Weil unser Körper Schwermetalle, die in nicht organischen Komplexverbindungen in ihn gelangen, nicht einfach wieder hergibt, müssen wir ihn bei der Ausleitung dieser Neurotoxine unterstützen. Nach Dr. Klinghardt spielen drei Komponenten für die pflanzliche Schwermetallausleitung eine besonders wichtige Rolle:

  1. die Mikroalge Chlorella
  2. Bärlauch
  3. Koriander

Wird auch nur eine dieser Komponenten weggelassen, können die Erfolge ausbleiben. Chlorella, Bärlauch und Koriander unterstützen sich gegenseitig und bewirken einen synergistischen Effekt. Werden diese drei Pflanzen gleichzeitig verabreicht, lösen sich hohe Mengen Schwermetalle und werden über den Atem, die Haut, den Urin und den Darm ausgeschieden.

1. Chlorella, um Schwermetalle zu binden


Bevor die eingelagerten Schwermetalle ausgeleitet werden können, müssen sie aus dem Gewebe mobilisiert werden.

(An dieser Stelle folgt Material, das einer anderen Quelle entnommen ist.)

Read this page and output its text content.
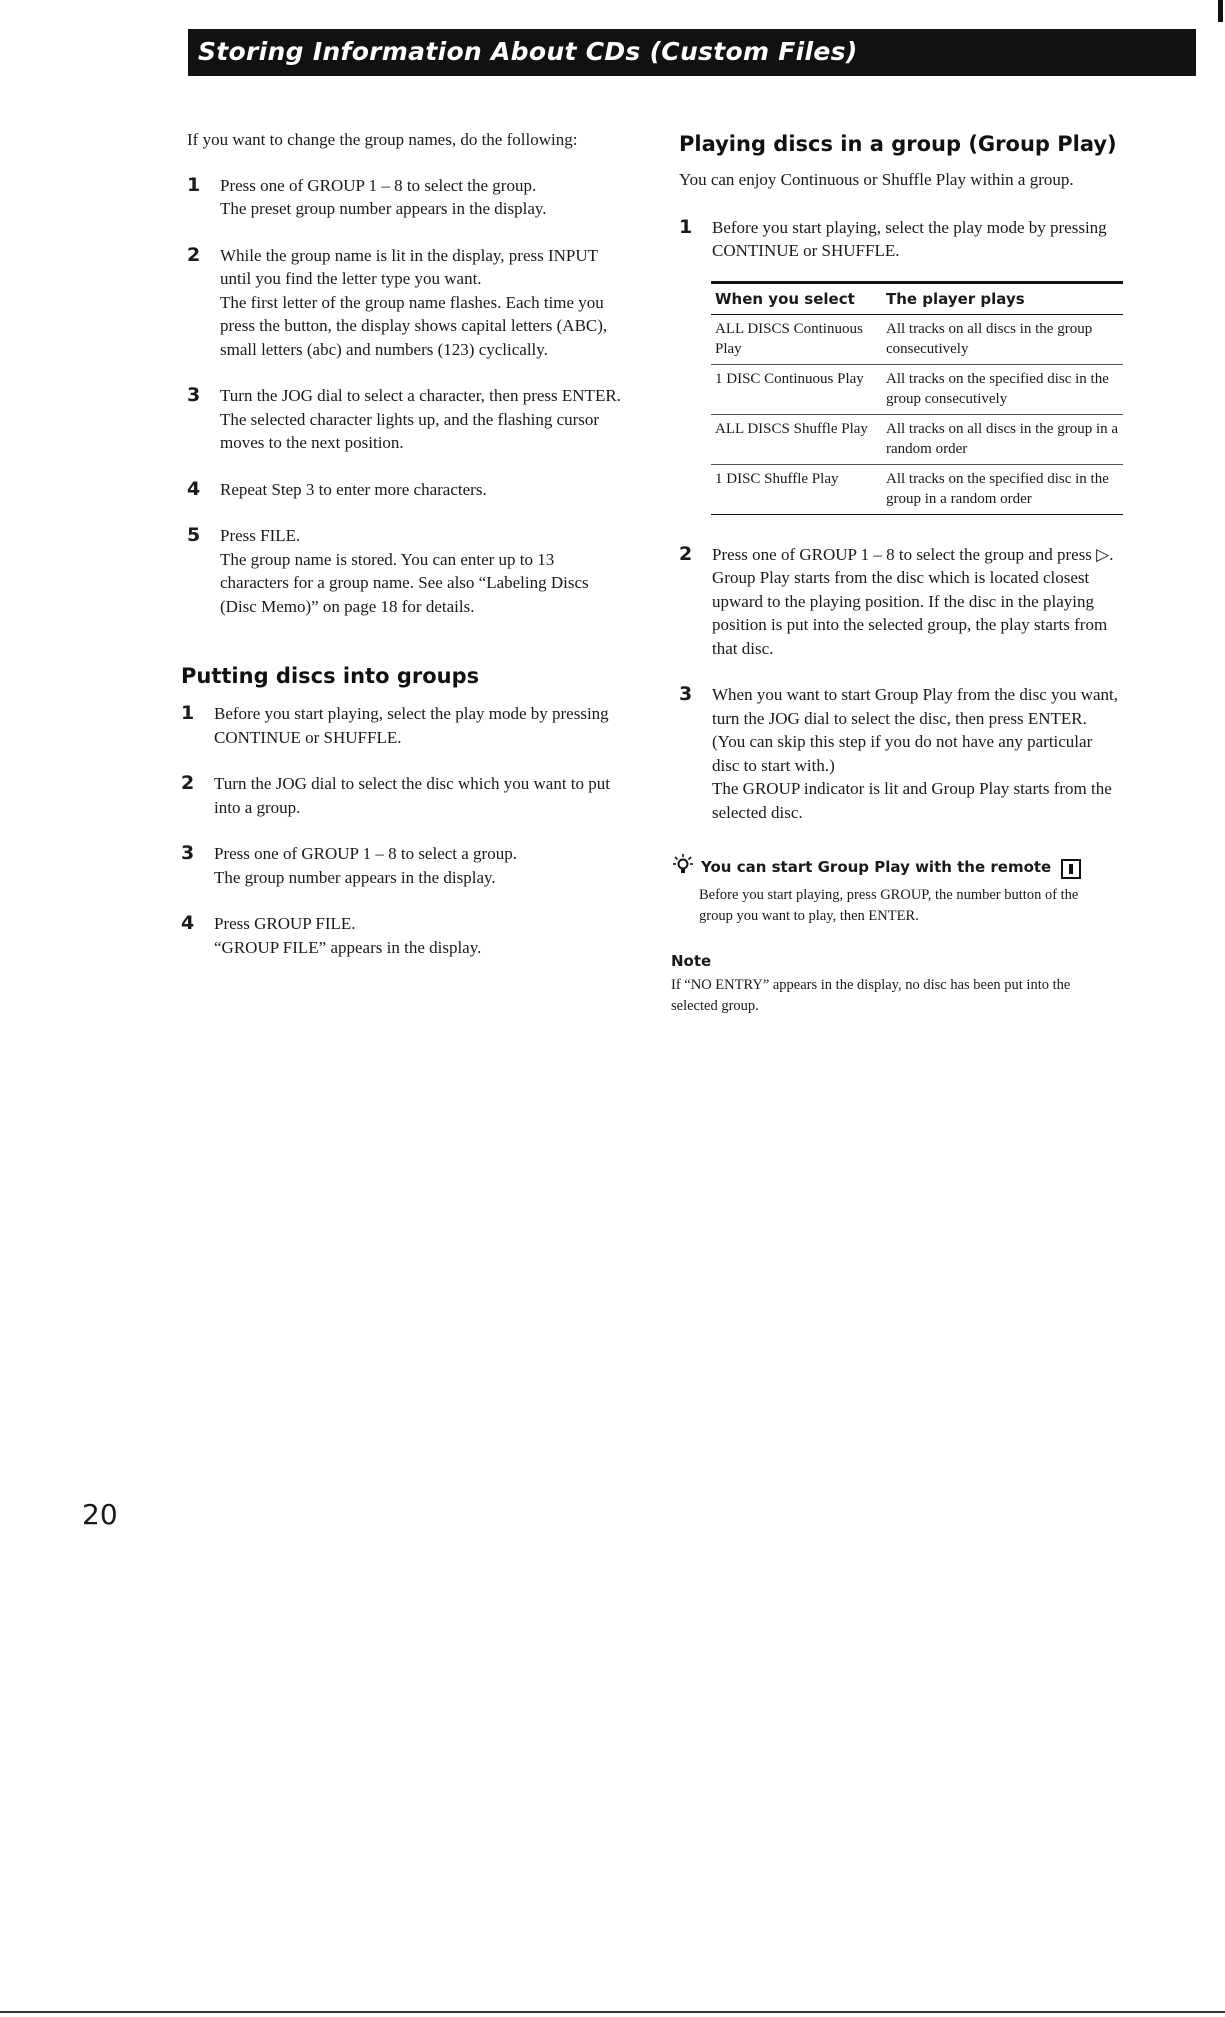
Storing Information About CDs (Custom Files)

If you want to change the group names, do the following:

1 Press one of GROUP 1 – 8 to select the group.

The preset group number appears in the display.

2 While the group name is lit in the display, press INPUT until you find the letter type you want.

The first letter of the group name flashes. Each time you press the button, the display shows capital letters (ABC), small letters (abc) and numbers (123) cyclically.

3 Turn the JOG dial to select a character, then press ENTER.

The selected character lights up, and the flashing cursor moves to the next position.

4 Repeat Step 3 to enter more characters.

5 Press FILE.

The group name is stored. You can enter up to 13 characters for a group name. See also “Labeling Discs (Disc Memo)” on page 18 for details.

Putting discs into groups
1 Before you start playing, select the play mode by pressing CONTINUE or SHUFFLE.

2 Turn the JOG dial to select the disc which you want to put into a group.

3 Press one of GROUP 1 – 8 to select a group.

The group number appears in the display.

4 Press GROUP FILE.

“GROUP FILE” appears in the display.

Playing discs in a group (Group Play)

You can enjoy Continuous or Shuffle Play within a group.

1 Before you start playing, select the play mode by pressing CONTINUE or SHUFFLE.

When you select	The player plays
ALL DISCS Continuous Play	All tracks on all discs in the group consecutively
1 DISC Continuous Play	All tracks on the specified disc in the group consecutively
ALL DISCS Shuffle Play	All tracks on all discs in the group in a random order
1 DISC Shuffle Play	All tracks on the specified disc in the group in a random order
2 Press one of GROUP 1 – 8 to select the group and press ▷.

Group Play starts from the disc which is located closest upward to the playing position. If the disc in the playing position is put into the selected group, the play starts from that disc.

3 When you want to start Group Play from the disc you want, turn the JOG dial to select the disc, then press ENTER. (You can skip this step if you do not have any particular disc to start with.)

The GROUP indicator is lit and Group Play starts from the selected disc.

You can start Group Play with the remote

Before you start playing, press GROUP, the number button of the group you want to play, then ENTER.

Note

If “NO ENTRY” appears in the display, no disc has been put into the selected group.

20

Dabei werden die Toxine wieder in den Blutkreislauf gebracht und sollten möglichst schnell gebunden werden, um eine Rückvergiftung vermeiden.

Besonderes Augenmerk muss dabei auf den Darm gelegt werden, da der größte Teil von Giften über unseren Dünndarm ausgeschieden wird.

Problematisch ist hierbei, dass in den Dünndarm gelangende Giftstoffe über das Prinzip des Ionen-

Austauschs über die Epithelzellen wieder in unseren Blutkreislauf gelangen können.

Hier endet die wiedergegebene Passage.